The biggest challenge facing the current game anti-addiction system is that there are minors who can “bypass” the supervision of the game platform. Ms. Xu from Jiaxing, Zhejiang, said that her children often use her mobile phone to secretly play games on the grounds of taking online classes. It is understood that some children will ask their parents to “swipe their faces” by acting coquettishly and crying when they encounter the anti-addiction system for face recognition. Some know that their grandparents do not understand the operation of mobile phones and deliberately borrow their identity information through real names. Authenticate and brush your face on your behalf. In addition, services that help crack the anti-addiction mechanism can also be purchased online.
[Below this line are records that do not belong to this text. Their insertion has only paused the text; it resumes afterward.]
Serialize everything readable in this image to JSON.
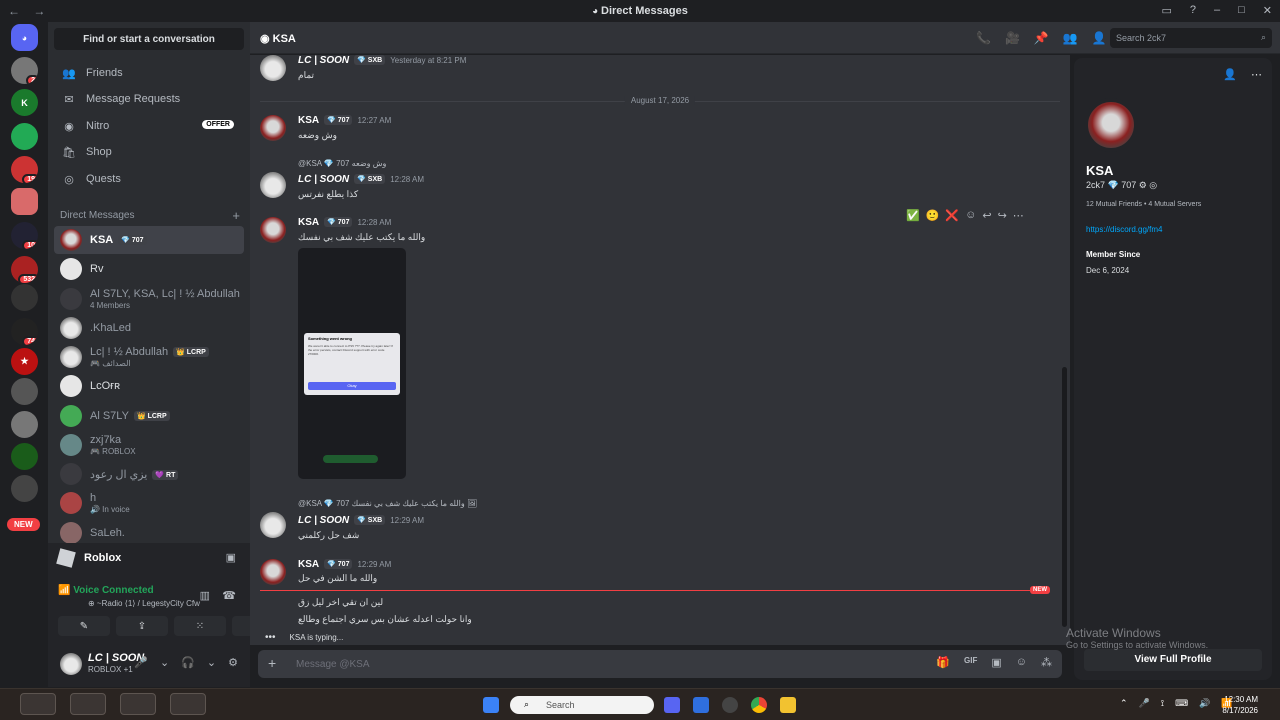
{
  "window": {
    "title": "Direct Messages",
    "back": "←",
    "forward": "→",
    "buttons": [
      "▭",
      "?",
      "–",
      "□",
      "✕"
    ]
  },
  "servers": [
    {
      "name": "home",
      "badge": ""
    },
    {
      "name": "server-2",
      "badge": "2"
    },
    {
      "name": "server-3",
      "badge": ""
    },
    {
      "name": "server-4",
      "badge": ""
    },
    {
      "name": "server-5",
      "badge": "19"
    },
    {
      "name": "server-6",
      "badge": ""
    },
    {
      "name": "server-7",
      "badge": "10"
    },
    {
      "name": "server-8",
      "badge": "532"
    },
    {
      "name": "server-9",
      "badge": ""
    },
    {
      "name": "server-10",
      "badge": "74"
    },
    {
      "name": "server-11",
      "badge": ""
    },
    {
      "name": "server-12",
      "badge": ""
    },
    {
      "name": "server-13",
      "badge": ""
    },
    {
      "name": "server-14",
      "badge": ""
    },
    {
      "name": "server-15",
      "badge": ""
    }
  ],
  "new_pill": "NEW",
  "sidebar": {
    "find": "Find or start a conversation",
    "nav": [
      {
        "label": "Friends",
        "icon": "👥"
      },
      {
        "label": "Message Requests",
        "icon": "✉"
      },
      {
        "label": "Nitro",
        "icon": "◉",
        "badge": "OFFER"
      },
      {
        "label": "Shop",
        "icon": "🛍"
      },
      {
        "label": "Quests",
        "icon": "◎"
      }
    ],
    "dm_header": "Direct Messages",
    "dm_add": "+",
    "dms": [
      {
        "name": "KSA",
        "tag": "💎 707",
        "sub": ""
      },
      {
        "name": "Rv",
        "tag": "",
        "sub": ""
      },
      {
        "name": "Al S7LY, KSA, Lc| ! ½ Abdullah",
        "tag": "",
        "sub": "4 Members"
      },
      {
        "name": ".KhaLed",
        "tag": "",
        "sub": ""
      },
      {
        "name": "Lc| ! ½ Abdullah",
        "tag": "👑 LCRP",
        "sub": "🎮 الصدائف"
      },
      {
        "name": "LcOғʀ",
        "tag": "",
        "sub": ""
      },
      {
        "name": "Al S7LY",
        "tag": "👑 LCRP",
        "sub": ""
      },
      {
        "name": "zxj7ka",
        "tag": "",
        "sub": "🎮 ROBLOX"
      },
      {
        "name": "يزي ال رعود",
        "tag": "💜 RT",
        "sub": ""
      },
      {
        "name": "h",
        "tag": "",
        "sub": "🔊 In voice"
      },
      {
        "name": "SaLeh.",
        "tag": "",
        "sub": ""
      }
    ]
  },
  "voice": {
    "game": "Roblox",
    "status": "Voice Connected",
    "channel": "⊕ ~Radio ⟨1⟩ / LegestyCity Cfw",
    "buttons": [
      "✎",
      "⇪",
      "⁙",
      "✦"
    ]
  },
  "user": {
    "name": "LC | SOON",
    "status": "ROBLOX +1",
    "icons": [
      "🎤",
      "⌄",
      "🎧",
      "⌄",
      "⚙"
    ]
  },
  "chat_header": {
    "name": "KSA",
    "icons": [
      "📞",
      "🎥",
      "📌",
      "👥",
      "👤"
    ],
    "search_placeholder": "Search 2ck7",
    "search_icon": "⌕"
  },
  "messages": [
    {
      "author": "LC | SOON",
      "tag": "💎 SXB",
      "time": "Yesterday at 8:21 PM",
      "text": "تمام"
    },
    {
      "author": "KSA",
      "tag": "💎 707",
      "time": "12:27 AM",
      "text": "وش وضعه"
    },
    {
      "reply": "@KSA 💎 707 وش وضعه",
      "author": "LC | SOON",
      "tag": "💎 SXB",
      "time": "12:28 AM",
      "text": "كذا يطلع نفرتس"
    },
    {
      "author": "KSA",
      "tag": "💎 707",
      "time": "12:28 AM",
      "text": "والله ما يكتب عليك شف بي نفسك"
    },
    {
      "reply": "@KSA 💎 707 والله ما يكتب عليك شف بي نفسك 🖼",
      "author": "LC | SOON",
      "tag": "💎 SXB",
      "time": "12:29 AM",
      "text": "شف حل ركلمني"
    },
    {
      "author": "KSA",
      "tag": "💎 707",
      "time": "12:29 AM",
      "text": "والله ما الشن في حل",
      "extra1": "لين ان تقي اخر ليل زق",
      "extra2": "وانا حولت اعدله عشان بس سري اجتماع وطالع"
    }
  ],
  "date_divider": "August 17, 2026",
  "new_label": "NEW",
  "attachment": {
    "dialog_title": "Something went wrong",
    "dialog_body": "We weren't able to connect to PS5 ???. Please try again later! If the error persists, contact Discord support with error code 270000.",
    "dialog_button": "Okay"
  },
  "hover_actions": [
    "✅",
    "🙂",
    "❌",
    "☺",
    "↩",
    "↪",
    "⋯"
  ],
  "typing": {
    "dots": "•••",
    "text": "KSA is typing..."
  },
  "composer": {
    "plus": "+",
    "placeholder": "Message @KSA",
    "icons": [
      "🎁",
      "GIF",
      "▣",
      "☺",
      "⁂"
    ]
  },
  "profile": {
    "name": "KSA",
    "username": "2ck7 💎 707 ⚙ ◎",
    "mutual": "12 Mutual Friends • 4 Mutual Servers",
    "link": "https://discord.gg/fm4",
    "member_since_label": "Member Since",
    "member_since": "Dec 6, 2024",
    "button": "View Full Profile",
    "icons": [
      "👤",
      "⋯"
    ]
  },
  "watermark": {
    "title": "Activate Windows",
    "sub": "Go to Settings to activate Windows."
  },
  "taskbar": {
    "search": "Search",
    "search_icon": "⌕",
    "time": "12:30 AM",
    "date": "8/17/2026",
    "tray": [
      "⌃",
      "🎤",
      "⟟",
      "⌨",
      "🔊",
      "📶"
    ]
  }
}
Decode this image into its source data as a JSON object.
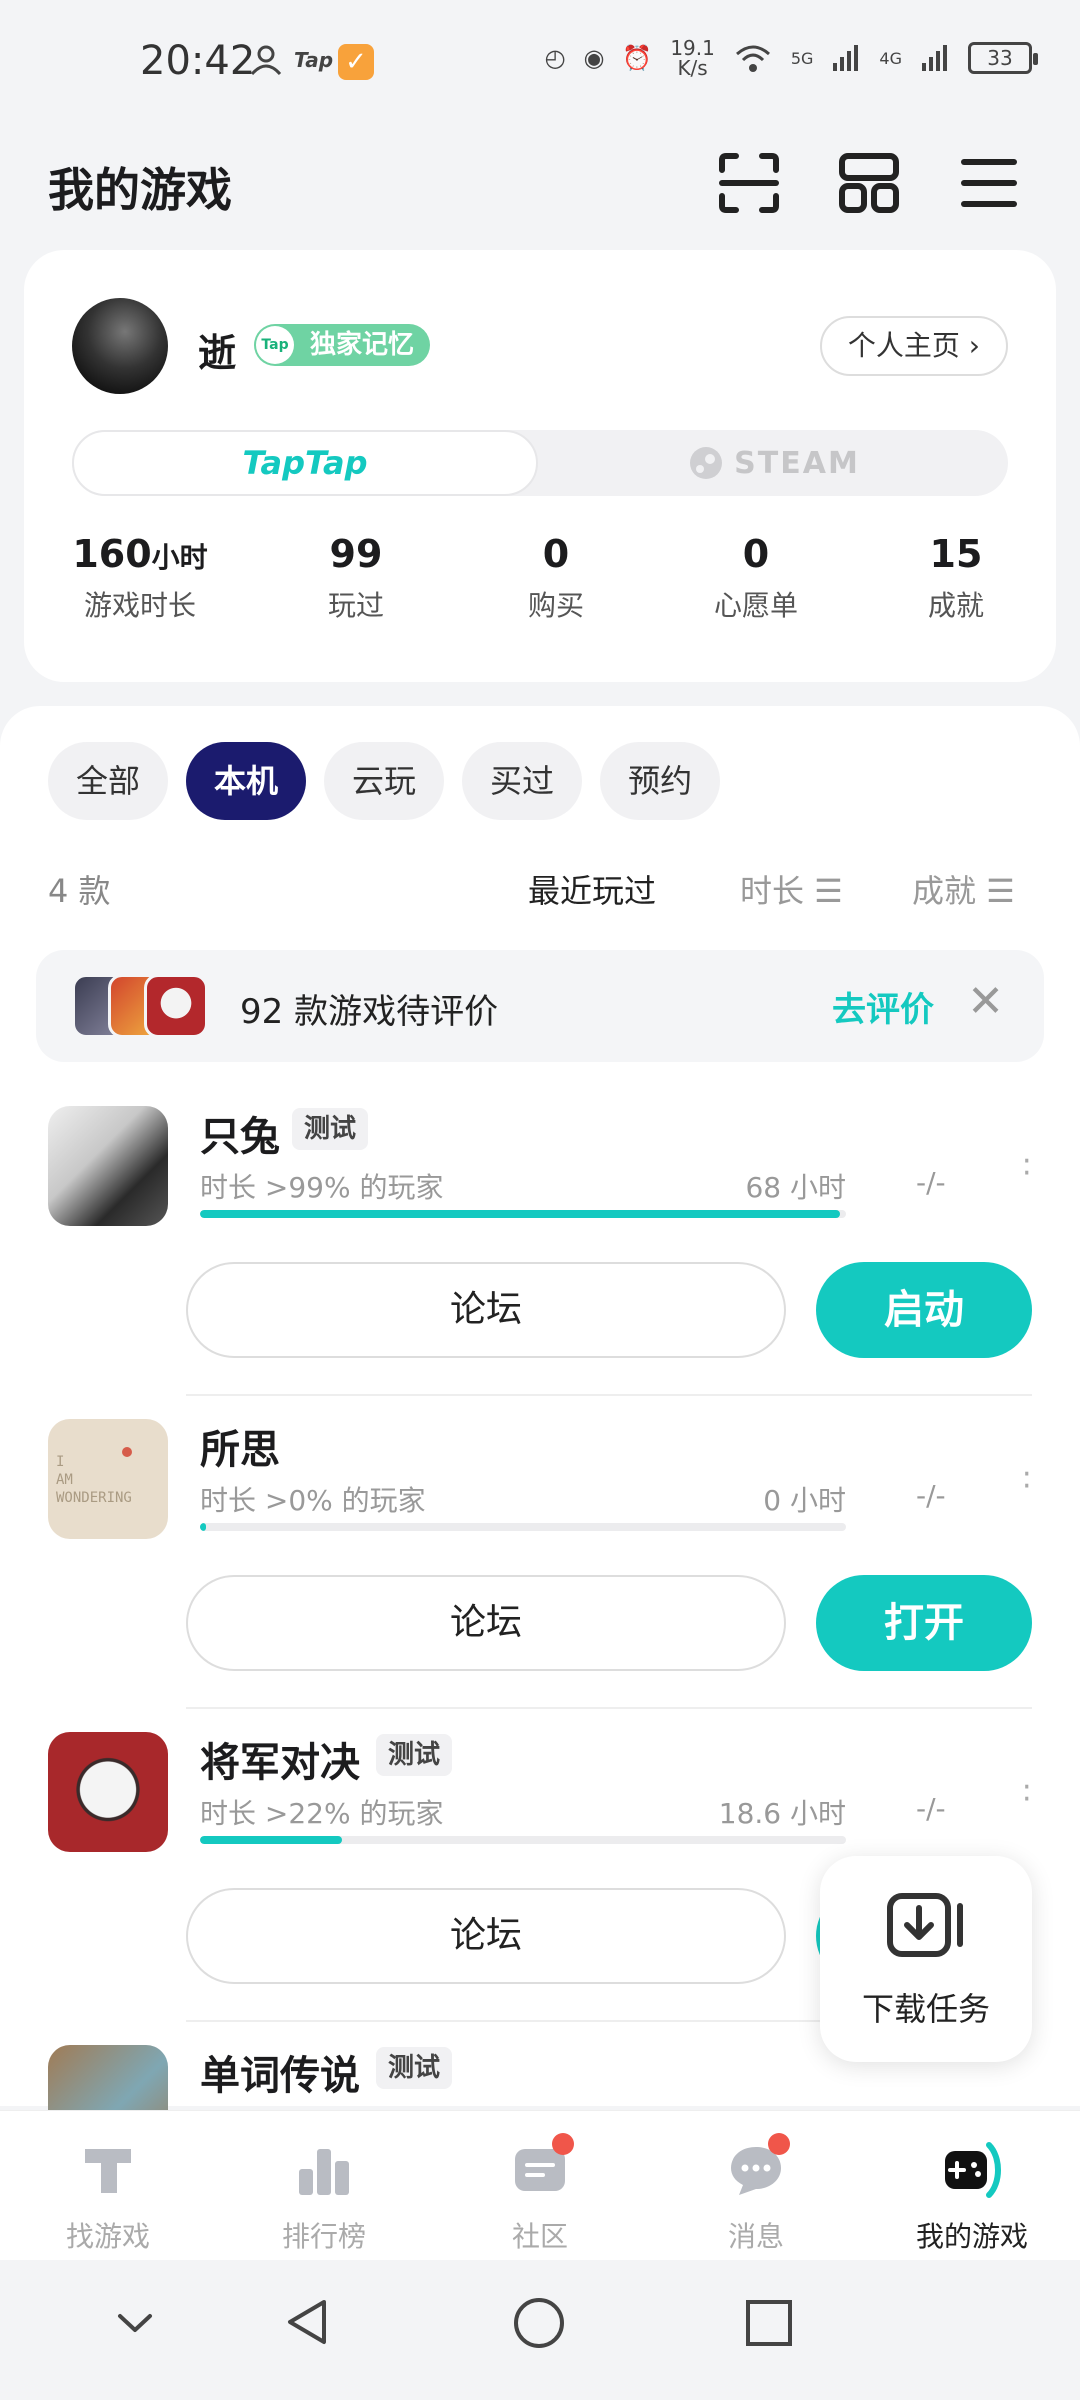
{
  "status_bar": {
    "time": "20:42",
    "app_badge": "Tap",
    "net_speed": "19.1\nK/s",
    "net_speed_top": "19.1",
    "net_speed_bottom": "K/s",
    "sim1": "5G",
    "sim2": "4G",
    "battery": "33"
  },
  "header": {
    "title": "我的游戏"
  },
  "profile": {
    "name": "逝",
    "badge": "独家记忆",
    "badge_icon_text": "Tap",
    "homepage_label": "个人主页 ›",
    "platform_active": "TapTap",
    "platform_inactive": "STEAM",
    "stats": [
      {
        "value": "160",
        "unit": "小时",
        "label": "游戏时长"
      },
      {
        "value": "99",
        "unit": "",
        "label": "玩过"
      },
      {
        "value": "0",
        "unit": "",
        "label": "购买"
      },
      {
        "value": "0",
        "unit": "",
        "label": "心愿单"
      },
      {
        "value": "15",
        "unit": "",
        "label": "成就"
      }
    ]
  },
  "filters": [
    "全部",
    "本机",
    "云玩",
    "买过",
    "预约"
  ],
  "active_filter": "本机",
  "sort": {
    "count": "4 款",
    "options": [
      "最近玩过",
      "时长 ☰",
      "成就 ☰"
    ],
    "active": "最近玩过"
  },
  "review_banner": {
    "text": "92 款游戏待评价",
    "action": "去评价"
  },
  "games": [
    {
      "name": "只兔",
      "tag": "测试",
      "sub": "时长 >99% 的玩家",
      "hours": "68 小时",
      "achieve": "-/-",
      "progress": 0.99,
      "forum": "论坛",
      "action": "启动"
    },
    {
      "name": "所思",
      "tag": "",
      "sub": "时长 >0% 的玩家",
      "hours": "0 小时",
      "achieve": "-/-",
      "progress": 0.0,
      "forum": "论坛",
      "action": "打开"
    },
    {
      "name": "将军对决",
      "tag": "测试",
      "sub": "时长 >22% 的玩家",
      "hours": "18.6 小时",
      "achieve": "-/-",
      "progress": 0.22,
      "forum": "论坛",
      "action": ""
    },
    {
      "name": "单词传说",
      "tag": "测试",
      "sub": "",
      "hours": "",
      "achieve": "",
      "progress": 0.0,
      "forum": "",
      "action": ""
    }
  ],
  "download_tasks": {
    "label": "下载任务"
  },
  "bottom_nav": [
    {
      "label": "找游戏",
      "icon": "find-games-icon",
      "dot": false
    },
    {
      "label": "排行榜",
      "icon": "ranking-icon",
      "dot": false
    },
    {
      "label": "社区",
      "icon": "community-icon",
      "dot": true
    },
    {
      "label": "消息",
      "icon": "messages-icon",
      "dot": true
    },
    {
      "label": "我的游戏",
      "icon": "my-games-icon",
      "dot": false
    }
  ],
  "colors": {
    "accent": "#14c9c0",
    "chip_active": "#1b1b6e",
    "badge_green": "#6fd3a3",
    "notify_red": "#f0564a"
  }
}
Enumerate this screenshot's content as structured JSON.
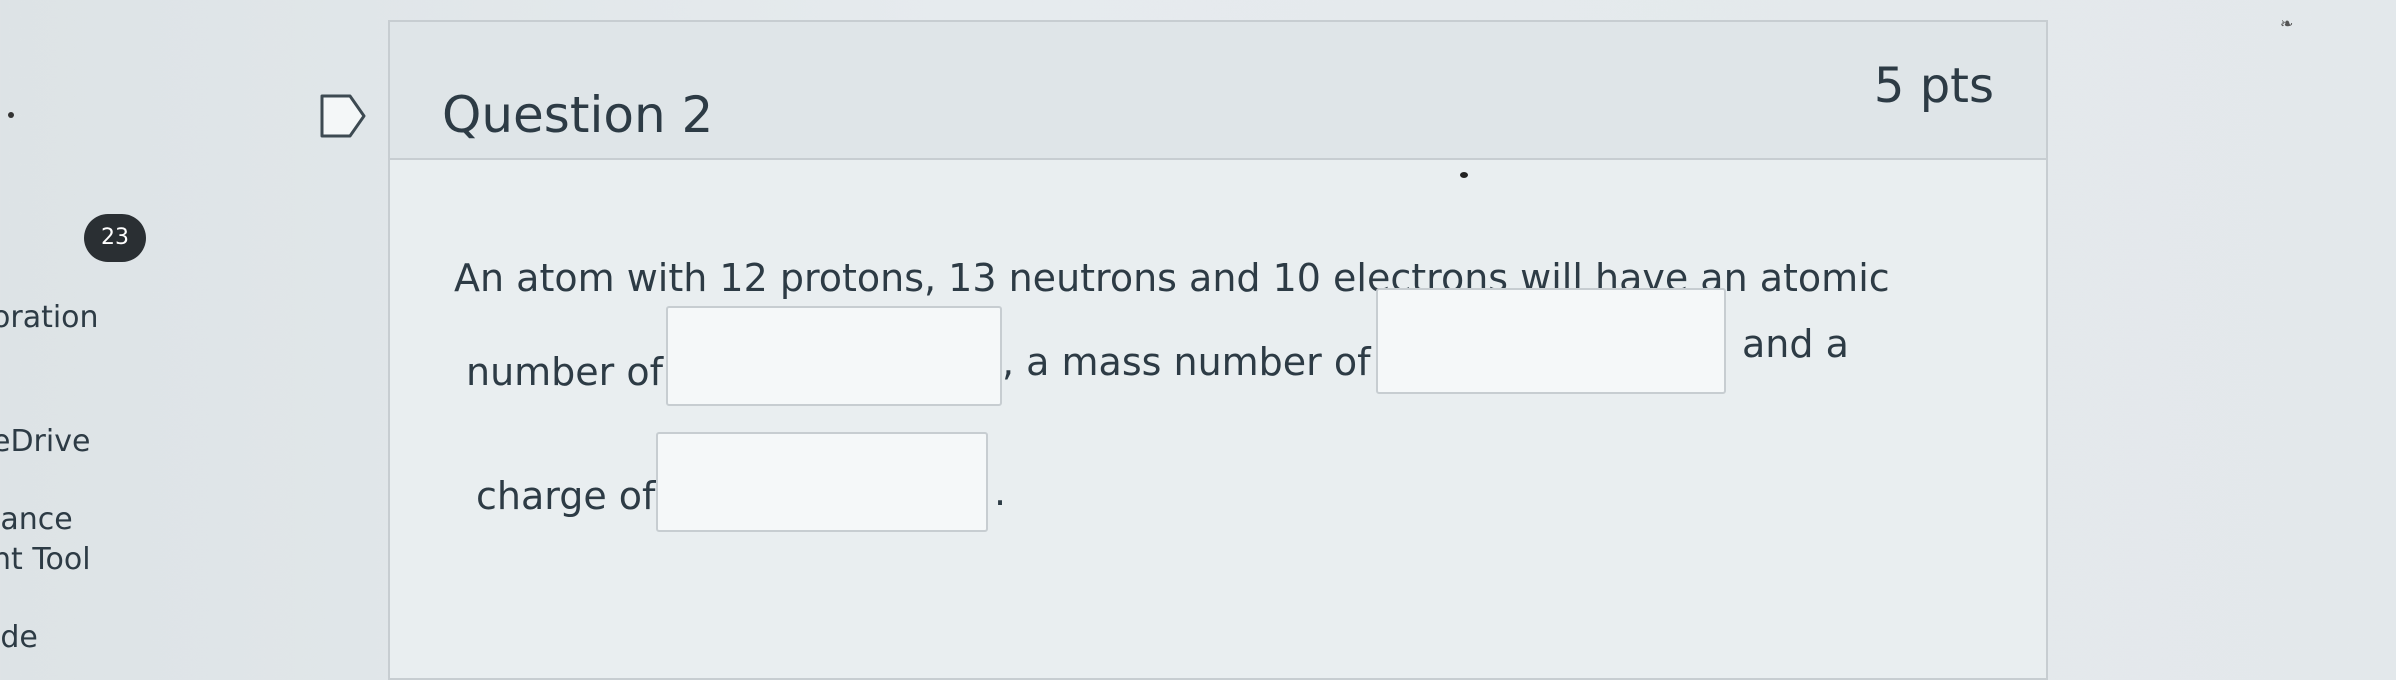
{
  "nav": {
    "badge": "23",
    "items": [
      {
        "label": "oration"
      },
      {
        "label": "eDrive"
      },
      {
        "label": "lance"
      },
      {
        "label": "nt Tool"
      },
      {
        "label": "ide"
      }
    ]
  },
  "question": {
    "title": "Question 2",
    "points": "5 pts",
    "text_part1": "An atom with 12 protons, 13 neutrons and 10 electrons will have an atomic",
    "text_part2": "number of",
    "text_part3": ", a mass number of",
    "text_part4": "and a",
    "text_part5": "charge of",
    "text_part6": ".",
    "answers": {
      "atomic_number": "",
      "mass_number": "",
      "charge": ""
    }
  }
}
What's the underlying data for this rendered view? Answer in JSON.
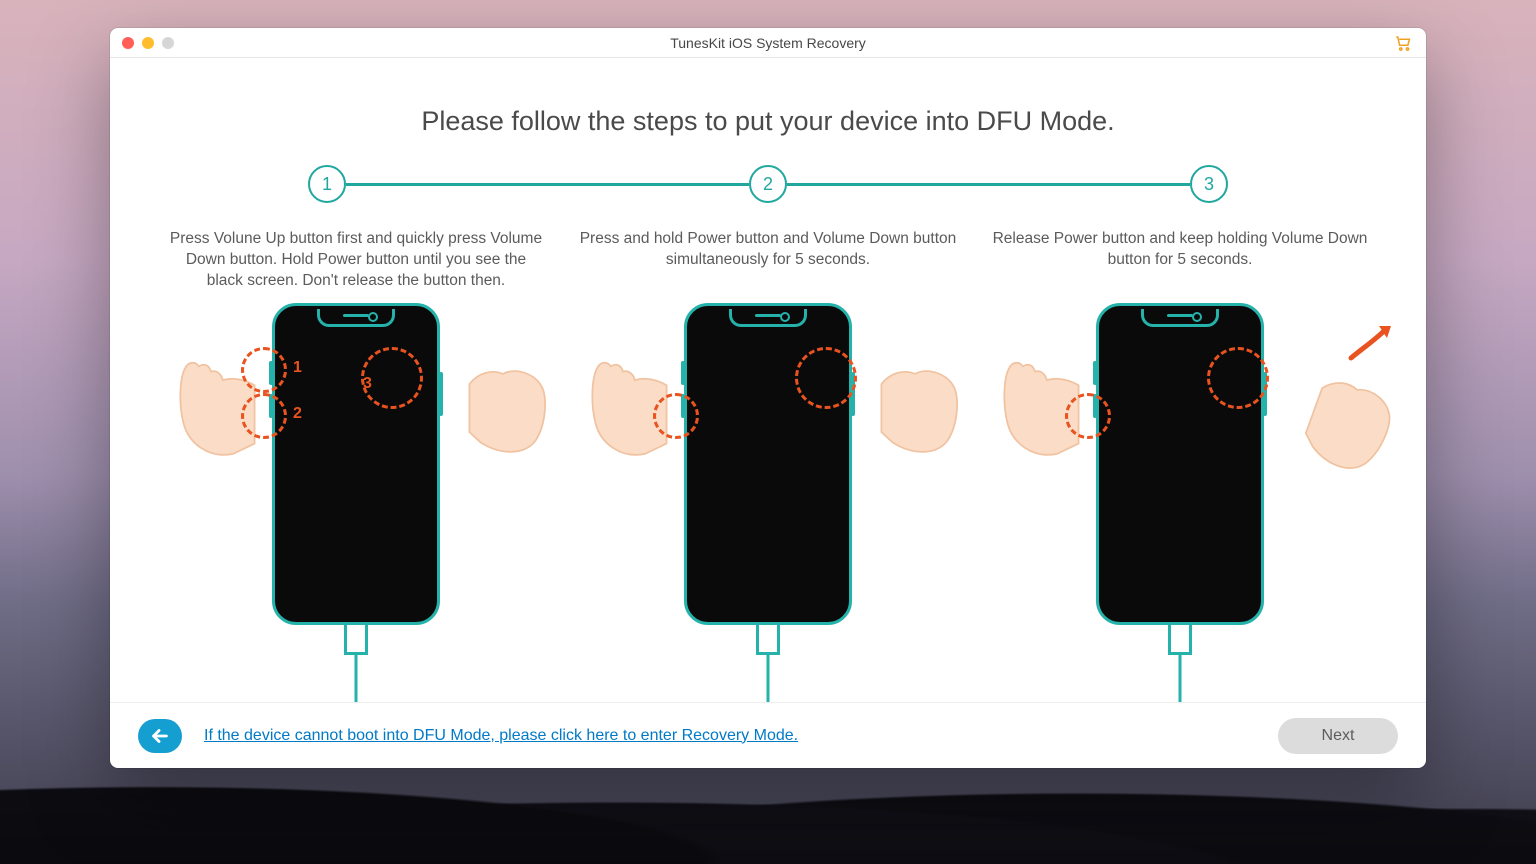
{
  "titlebar": {
    "title": "TunesKit iOS System Recovery"
  },
  "heading": "Please follow the steps to put your device into DFU Mode.",
  "steps": [
    {
      "num": "1",
      "desc": "Press Volune Up button first and quickly press Volume Down button. Hold Power button until you see the black screen. Don't release the button then."
    },
    {
      "num": "2",
      "desc": "Press and hold Power button and Volume Down button simultaneously for 5 seconds."
    },
    {
      "num": "3",
      "desc": "Release Power button and keep holding Volume Down button for 5 seconds."
    }
  ],
  "markers": {
    "one": "1",
    "two": "2",
    "three": "3"
  },
  "footer": {
    "link_text": "If the device cannot boot into DFU Mode, please click here to enter Recovery Mode.",
    "next_label": "Next"
  },
  "colors": {
    "accent": "#25b2aa",
    "orange": "#e8531f",
    "link": "#0079c7",
    "back": "#149fd0"
  }
}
Ye Kun said frankly that if the child directly uses the parent’s mobile phone and account to play the game, it will be difficult for the game operator to identify it, but if there is a large amount of consumption, there will be a dedicated customer service staff to follow up and verify the identity. Tencent also stated that since June 2020, in response to the issue of “children using parental identity information to bypass supervision”, Tencent has specifically expanded the application range of face recognition technology. Users who are suspected of being minors are screened. Users who refuse to verify or are inconsistent with the real-name information will be included in the supervision of minors’ addiction prevention. According to the data provided by Tencent, the face recognition verification for suspected underage users has been applied to more than 100 mobile game products under Tencent. On average, 7.24 million accounts trigger faces during the login process and about 60,000 accounts during the payment process every day. Identification, among which users who refused or failed verification, about 90.5% of the accounts were included in the anti-addiction supervision during the login process, and about 80% of the payment process was blocked for recharge. During the winter vacation, about 17.8 million underage accounts were “kicked” offline by the system every day for logging in for more than 1.5 hours.

Mr. Duan, who used to teach in a middle school in a county in Yunnan, told that compared with children in first- and second-tier cities, minors living in counties and towns, especially left-behind children, are more dependent on games and addicted to games. The phenomenon and hazards are also easily overlooked. Therefore, people in the industry generally believe that the closure of loopholes is not something that game manufacturers can do, but that governments at all levels, enterprises, families, schools and other parties need to work together.